Cependant, cette histoire d’amour capotée m’aura appris l’attente et le désir. Dans une société de consommation, ces mots sont injustement associés au sacrifice et à la punition. Aujourd’hui, on ne dé sire plus, on prend, on consomme, puis on jette et on recommence. On ne sait plus attendre, espérer, anticiper et désirer… corps, cœur et âme. Comment, dans ces circonstances, peut-on encore seulement rêver? Entre l’incapacité de rêver et le danger de trop le faire, je choisirai toujours la seconde option.

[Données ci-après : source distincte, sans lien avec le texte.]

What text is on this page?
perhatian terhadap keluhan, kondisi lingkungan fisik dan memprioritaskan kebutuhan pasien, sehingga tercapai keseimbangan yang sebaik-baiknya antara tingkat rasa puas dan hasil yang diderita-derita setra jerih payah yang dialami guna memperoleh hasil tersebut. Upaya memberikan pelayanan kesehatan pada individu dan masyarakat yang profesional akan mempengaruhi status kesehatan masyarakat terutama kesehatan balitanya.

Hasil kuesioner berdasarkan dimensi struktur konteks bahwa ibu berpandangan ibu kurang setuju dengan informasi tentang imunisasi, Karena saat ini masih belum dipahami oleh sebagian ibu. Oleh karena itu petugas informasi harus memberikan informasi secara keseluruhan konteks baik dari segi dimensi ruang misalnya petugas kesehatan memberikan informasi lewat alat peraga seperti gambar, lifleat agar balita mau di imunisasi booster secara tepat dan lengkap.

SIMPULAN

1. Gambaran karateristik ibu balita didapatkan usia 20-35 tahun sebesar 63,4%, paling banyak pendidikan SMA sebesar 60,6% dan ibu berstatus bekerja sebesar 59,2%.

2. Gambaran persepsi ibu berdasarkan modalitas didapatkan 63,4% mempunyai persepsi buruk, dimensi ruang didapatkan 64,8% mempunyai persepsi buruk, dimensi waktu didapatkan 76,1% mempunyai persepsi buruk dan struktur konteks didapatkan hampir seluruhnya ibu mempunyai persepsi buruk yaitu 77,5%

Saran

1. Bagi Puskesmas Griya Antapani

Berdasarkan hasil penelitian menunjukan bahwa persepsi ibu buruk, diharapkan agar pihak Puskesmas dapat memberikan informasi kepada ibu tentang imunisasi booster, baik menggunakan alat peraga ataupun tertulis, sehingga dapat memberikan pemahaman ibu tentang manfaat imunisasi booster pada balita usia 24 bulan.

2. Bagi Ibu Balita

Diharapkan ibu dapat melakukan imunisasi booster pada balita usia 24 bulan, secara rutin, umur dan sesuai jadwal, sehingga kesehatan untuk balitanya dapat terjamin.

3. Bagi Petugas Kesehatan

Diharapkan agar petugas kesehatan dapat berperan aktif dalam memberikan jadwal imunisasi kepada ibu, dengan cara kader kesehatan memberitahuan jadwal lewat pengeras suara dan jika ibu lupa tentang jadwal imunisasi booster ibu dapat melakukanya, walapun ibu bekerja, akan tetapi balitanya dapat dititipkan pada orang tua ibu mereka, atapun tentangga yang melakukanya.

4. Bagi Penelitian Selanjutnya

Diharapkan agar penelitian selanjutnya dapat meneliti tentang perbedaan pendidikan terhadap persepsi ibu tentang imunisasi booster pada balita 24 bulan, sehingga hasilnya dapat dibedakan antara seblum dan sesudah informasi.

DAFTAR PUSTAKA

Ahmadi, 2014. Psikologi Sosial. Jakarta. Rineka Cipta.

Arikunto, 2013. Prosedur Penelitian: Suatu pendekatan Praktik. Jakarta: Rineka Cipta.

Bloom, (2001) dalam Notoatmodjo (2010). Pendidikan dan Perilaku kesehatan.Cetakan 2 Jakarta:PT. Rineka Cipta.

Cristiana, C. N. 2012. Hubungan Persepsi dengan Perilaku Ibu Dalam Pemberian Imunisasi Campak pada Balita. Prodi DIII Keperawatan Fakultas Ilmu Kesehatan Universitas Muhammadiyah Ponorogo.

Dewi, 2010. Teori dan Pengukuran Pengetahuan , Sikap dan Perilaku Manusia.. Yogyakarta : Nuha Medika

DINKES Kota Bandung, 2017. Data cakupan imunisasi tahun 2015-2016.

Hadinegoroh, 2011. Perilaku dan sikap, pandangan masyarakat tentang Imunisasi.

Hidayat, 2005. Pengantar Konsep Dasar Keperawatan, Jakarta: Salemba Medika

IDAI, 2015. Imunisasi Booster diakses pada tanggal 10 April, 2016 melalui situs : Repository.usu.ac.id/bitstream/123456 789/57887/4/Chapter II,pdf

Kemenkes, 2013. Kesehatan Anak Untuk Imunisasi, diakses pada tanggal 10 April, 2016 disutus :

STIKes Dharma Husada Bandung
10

Sans le désir, comment savoir ce que l’on veut vraiment ? Faire des choix éclairés, établir des priorités, alimenter la motivation et savourer pleinement ce que l’on finira, peut-être, par avoir? Si l’attente procurait la plus grande partie du plaisir… Qu’y a-t-il de plus excitant que l’attente et de plus stimulant que le désir? Comment goûter autrement la surcharge émotive qu’ils suscitent? Comment ressentir ce sentiment puissant de « surexister » sans eux? L’esprit qui s’allume, la tête qui s’enflamme, le corps qui s’embrase, le cœur qui explose, tandis que l’être… s’expose.
Le seul problème avec le désir, c’est de déterminer à quel moment précis il nous fait confondre le rêve et la réalité. Le virtuel m’a appris à nourrir mes désirs, mais aussi à suralimenter mes fantas mes. À ce moment, la réalité ne peut plus rivaliser avec le rêve et risque fort de décevoir. Était-ce là ce qui m’attendait, debout au bout de ce passage obligé, à une fraction de seconde de mon rendez-vous clandestin avec le destin ?
Trop tard pour fuir, les pas rattrapent ma réflexion. Quelqu’un apparaîtra… fini de jouer à la cachette (ou à la gâchette, comme me l’a suggéré une lectrice). Gagné? Perdu? Je vais le savoir dans deux secondes. Je fige, tétanisé.